Apple a un tour très astucieux dans son sac en ce qui concerne son silicium. L'entreprise vous vend des chips qui n'ont pas été entièrement retenues. Mais le plus drôle, c’est que vous ne l’avez probablement jamais remarqué.
Un nouveau rapport du Wall Street Journal a révélé qu'Apple a bâti une activité solide en utilisant des processeurs présentant de légers défauts ou des pièces moins performantes dans des produits moins chers. Le meilleur exemple en est le nouveau MacBook Neo à 599 €, qui utilise la puce A18 Pro d'Apple mais avec un processeur graphique à 5 cœurs, plutôt que la version avec un cœur GPU supplémentaire utilisée dans la gamme iPhone 16 Pro.
Cela peut paraître mauvais à première vue. Personne ne veut entendre qu'un nouveau produit Apple est alimenté par un noyau réduit/défectueux. Cela semble dramatique, mais c'est en fait plutôt intelligent de la part d'Apple. Ces puces ne sont pas brisées de la manière dont un consommateur comprendrait ce mot. La partie sous-performante peut être désactivée, laissant derrière elle un processeur qui fonctionne toujours correctement pour une autre catégorie d'appareils.
C’est ce qu’on appelle le chip binning, et cela fait partie de l’industrie des semi-conducteurs depuis des décennies. Apple l'utilise simplement avec une échelle et une précision que peu d'entreprises peuvent égaler.
Comment Apple transforme les déchets en stratégie produit
La fabrication de puces n’est pas une tâche facile. Une plaquette de silicium contient des centaines de puces, et toutes ne sont pas identiques. Certains atteignent l’objectif de performance le plus élevé, tandis que d’autres ont un noyau plus faible. Il y a aussi ceux qui consomment plus d’énergie que prévu et certains qui échouent suffisamment pour être jetés. Les copeaux les plus propres entrent dans la fabrication des meilleurs produits. Les documents légèrement imparfaits peuvent être triés dans des « bacs » inférieurs et utilisés ailleurs. Cela signifie qu'il existe des puces regroupées par performances et recyclées si elles échouent aux tests.

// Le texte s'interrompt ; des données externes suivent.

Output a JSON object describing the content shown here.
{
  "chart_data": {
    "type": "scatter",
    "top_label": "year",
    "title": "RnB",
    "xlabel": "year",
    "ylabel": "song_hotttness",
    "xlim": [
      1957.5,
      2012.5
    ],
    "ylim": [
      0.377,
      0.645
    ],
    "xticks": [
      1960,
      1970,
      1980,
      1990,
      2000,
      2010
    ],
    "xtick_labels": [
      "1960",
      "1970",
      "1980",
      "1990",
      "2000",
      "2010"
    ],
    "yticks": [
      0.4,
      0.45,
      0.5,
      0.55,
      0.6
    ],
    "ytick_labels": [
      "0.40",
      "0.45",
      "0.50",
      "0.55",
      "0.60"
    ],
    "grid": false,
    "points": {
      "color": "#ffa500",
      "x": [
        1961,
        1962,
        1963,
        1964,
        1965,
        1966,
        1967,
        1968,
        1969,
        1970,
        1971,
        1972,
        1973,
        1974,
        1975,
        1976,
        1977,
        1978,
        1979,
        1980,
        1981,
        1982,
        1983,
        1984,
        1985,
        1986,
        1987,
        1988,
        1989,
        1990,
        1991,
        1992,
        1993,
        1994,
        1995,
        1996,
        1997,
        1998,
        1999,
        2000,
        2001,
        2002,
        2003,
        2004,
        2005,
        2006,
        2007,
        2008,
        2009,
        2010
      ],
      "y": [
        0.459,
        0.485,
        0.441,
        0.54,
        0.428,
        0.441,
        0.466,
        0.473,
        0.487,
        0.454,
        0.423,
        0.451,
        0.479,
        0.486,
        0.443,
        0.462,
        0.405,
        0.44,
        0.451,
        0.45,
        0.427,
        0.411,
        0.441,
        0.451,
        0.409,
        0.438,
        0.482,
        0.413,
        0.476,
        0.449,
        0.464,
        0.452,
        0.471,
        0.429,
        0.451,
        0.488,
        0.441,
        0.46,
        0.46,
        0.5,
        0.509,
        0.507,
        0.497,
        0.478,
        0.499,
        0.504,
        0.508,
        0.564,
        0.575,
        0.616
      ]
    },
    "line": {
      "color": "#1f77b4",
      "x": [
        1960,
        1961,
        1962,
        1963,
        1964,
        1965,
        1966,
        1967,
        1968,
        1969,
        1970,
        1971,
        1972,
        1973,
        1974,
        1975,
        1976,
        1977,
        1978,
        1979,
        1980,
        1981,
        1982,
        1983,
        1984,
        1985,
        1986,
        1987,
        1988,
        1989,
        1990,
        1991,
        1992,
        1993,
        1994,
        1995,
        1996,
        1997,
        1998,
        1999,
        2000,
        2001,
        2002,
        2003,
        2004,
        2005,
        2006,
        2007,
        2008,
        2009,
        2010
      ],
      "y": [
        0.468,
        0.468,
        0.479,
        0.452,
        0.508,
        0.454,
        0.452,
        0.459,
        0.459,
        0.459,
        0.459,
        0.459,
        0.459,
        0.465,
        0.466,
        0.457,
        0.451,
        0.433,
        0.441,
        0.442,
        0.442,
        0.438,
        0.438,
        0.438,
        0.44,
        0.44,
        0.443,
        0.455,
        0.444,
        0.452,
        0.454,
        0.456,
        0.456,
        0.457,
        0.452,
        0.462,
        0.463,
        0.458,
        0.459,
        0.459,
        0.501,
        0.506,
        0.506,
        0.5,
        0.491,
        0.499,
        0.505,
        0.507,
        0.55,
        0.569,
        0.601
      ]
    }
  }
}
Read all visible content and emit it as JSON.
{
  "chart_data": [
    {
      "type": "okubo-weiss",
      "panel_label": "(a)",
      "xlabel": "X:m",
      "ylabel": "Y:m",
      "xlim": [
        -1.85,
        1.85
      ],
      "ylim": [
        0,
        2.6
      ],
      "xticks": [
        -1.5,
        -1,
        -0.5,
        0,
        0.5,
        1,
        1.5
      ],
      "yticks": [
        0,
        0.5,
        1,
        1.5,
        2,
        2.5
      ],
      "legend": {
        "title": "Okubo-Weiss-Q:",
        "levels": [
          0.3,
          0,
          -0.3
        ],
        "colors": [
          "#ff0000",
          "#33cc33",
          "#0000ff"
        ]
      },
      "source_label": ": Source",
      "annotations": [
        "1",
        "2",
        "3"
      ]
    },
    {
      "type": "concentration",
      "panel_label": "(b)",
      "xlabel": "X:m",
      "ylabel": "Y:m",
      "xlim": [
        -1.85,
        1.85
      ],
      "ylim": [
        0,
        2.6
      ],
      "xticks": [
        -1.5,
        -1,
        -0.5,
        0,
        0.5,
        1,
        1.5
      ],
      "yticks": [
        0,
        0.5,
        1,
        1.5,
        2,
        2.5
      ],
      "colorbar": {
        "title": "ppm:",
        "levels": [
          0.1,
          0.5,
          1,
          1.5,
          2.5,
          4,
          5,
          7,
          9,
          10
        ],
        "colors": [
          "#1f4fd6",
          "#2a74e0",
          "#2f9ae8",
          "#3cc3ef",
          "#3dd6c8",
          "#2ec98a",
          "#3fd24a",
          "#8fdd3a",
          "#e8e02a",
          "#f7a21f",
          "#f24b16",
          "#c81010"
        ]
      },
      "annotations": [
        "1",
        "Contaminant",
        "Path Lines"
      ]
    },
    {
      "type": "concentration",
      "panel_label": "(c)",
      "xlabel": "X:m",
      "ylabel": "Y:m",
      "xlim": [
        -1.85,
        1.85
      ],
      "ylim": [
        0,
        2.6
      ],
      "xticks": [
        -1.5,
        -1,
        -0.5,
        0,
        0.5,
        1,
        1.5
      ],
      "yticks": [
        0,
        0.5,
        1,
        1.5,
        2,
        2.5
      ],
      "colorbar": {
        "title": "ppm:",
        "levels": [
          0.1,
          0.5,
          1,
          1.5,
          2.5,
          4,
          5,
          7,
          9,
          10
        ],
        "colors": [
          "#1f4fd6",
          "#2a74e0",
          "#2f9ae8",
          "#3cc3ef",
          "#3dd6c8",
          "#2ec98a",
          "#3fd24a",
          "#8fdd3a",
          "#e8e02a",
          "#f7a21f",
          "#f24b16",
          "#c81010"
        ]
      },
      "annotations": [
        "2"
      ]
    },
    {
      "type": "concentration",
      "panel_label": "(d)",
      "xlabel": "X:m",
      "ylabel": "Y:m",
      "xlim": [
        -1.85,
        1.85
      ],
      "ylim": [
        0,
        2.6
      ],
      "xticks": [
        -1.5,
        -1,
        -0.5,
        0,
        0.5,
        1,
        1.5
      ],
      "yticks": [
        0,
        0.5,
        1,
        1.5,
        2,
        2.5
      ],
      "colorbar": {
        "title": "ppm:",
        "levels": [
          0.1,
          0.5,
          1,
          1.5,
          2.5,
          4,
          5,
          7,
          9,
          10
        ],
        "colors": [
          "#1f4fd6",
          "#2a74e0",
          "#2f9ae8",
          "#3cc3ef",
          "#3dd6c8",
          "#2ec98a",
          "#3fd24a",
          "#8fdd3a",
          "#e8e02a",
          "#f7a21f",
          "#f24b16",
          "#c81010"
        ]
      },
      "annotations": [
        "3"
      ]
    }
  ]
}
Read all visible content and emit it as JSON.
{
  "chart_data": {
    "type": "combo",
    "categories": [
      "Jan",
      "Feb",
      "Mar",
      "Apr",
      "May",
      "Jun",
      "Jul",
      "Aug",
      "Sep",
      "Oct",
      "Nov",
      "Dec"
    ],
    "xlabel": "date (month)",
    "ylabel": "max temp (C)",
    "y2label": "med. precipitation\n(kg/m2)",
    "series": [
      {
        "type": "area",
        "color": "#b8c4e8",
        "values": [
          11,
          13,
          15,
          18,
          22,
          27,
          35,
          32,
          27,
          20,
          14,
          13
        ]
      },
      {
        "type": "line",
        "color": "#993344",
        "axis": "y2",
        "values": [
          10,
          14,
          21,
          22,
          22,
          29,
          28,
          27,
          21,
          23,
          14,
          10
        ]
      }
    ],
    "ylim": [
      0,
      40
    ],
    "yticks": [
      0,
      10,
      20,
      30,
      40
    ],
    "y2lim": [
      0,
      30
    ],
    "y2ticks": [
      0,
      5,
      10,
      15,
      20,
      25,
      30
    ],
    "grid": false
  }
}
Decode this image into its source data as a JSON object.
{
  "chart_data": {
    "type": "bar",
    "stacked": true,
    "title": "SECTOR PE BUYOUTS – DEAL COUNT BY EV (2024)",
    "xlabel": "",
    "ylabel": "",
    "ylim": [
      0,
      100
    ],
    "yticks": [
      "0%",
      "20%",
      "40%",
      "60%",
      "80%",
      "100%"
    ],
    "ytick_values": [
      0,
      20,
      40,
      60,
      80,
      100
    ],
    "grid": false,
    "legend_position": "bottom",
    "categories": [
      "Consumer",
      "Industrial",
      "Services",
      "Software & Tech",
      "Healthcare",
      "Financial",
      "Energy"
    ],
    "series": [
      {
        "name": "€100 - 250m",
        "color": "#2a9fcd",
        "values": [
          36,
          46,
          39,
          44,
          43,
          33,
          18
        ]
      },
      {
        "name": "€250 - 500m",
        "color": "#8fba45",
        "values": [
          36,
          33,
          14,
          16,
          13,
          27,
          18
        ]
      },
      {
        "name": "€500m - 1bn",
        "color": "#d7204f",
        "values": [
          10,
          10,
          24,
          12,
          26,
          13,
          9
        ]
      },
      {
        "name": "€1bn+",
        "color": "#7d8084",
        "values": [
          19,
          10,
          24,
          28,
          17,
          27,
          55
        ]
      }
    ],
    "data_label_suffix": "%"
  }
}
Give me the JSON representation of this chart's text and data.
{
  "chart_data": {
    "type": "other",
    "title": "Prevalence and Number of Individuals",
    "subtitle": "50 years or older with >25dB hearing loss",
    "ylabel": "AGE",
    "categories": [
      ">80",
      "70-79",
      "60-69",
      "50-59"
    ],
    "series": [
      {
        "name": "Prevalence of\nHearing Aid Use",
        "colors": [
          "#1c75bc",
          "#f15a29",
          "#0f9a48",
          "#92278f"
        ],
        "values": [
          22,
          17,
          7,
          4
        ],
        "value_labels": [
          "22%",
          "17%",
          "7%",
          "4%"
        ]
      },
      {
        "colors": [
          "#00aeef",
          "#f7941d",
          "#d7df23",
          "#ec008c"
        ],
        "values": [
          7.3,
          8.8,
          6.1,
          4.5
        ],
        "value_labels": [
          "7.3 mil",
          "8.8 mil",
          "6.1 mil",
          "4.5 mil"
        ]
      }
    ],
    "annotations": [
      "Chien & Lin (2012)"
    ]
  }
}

L'avantage d'Apple est qu'elle vend un grand nombre d'appareils à plusieurs niveaux de prix. Le rapport du WSJ note qu'Apple vend plus de 200 millions d'iPhones par an, ce qui signifie que même un petit pourcentage de puces manquant de spécifications optimales peut se traduire par des millions de processeurs pouvant être réutilisés.
Une puce qui n'est pas idéale pour un iPhone phare peut toujours fonctionner parfaitement pour un MacBook, un iPad, une Apple TV ou même le HomePod d'entrée de gamme. C’est le genre de flexibilité qu’Apple utilise pour tous ses produits, y compris les anciennes puces des séries A et S.
Les produits Apple moins chers sont le point important
L'exemple du MacBook Neo est particulièrement intéressant car il montre comment Apple peut fabriquer un appareil moins cher sans renoncer à son avantage en matière de silicium. Le Neo utiliserait une puce A18 Pro qui aurait autrement été moins utile en raison du cœur GPU désactivé, ce qui a également contribué à atteindre son prix de 599 €. Il ne s’agit pas seulement d’efficacité ; c'est aussi une bonne affaire.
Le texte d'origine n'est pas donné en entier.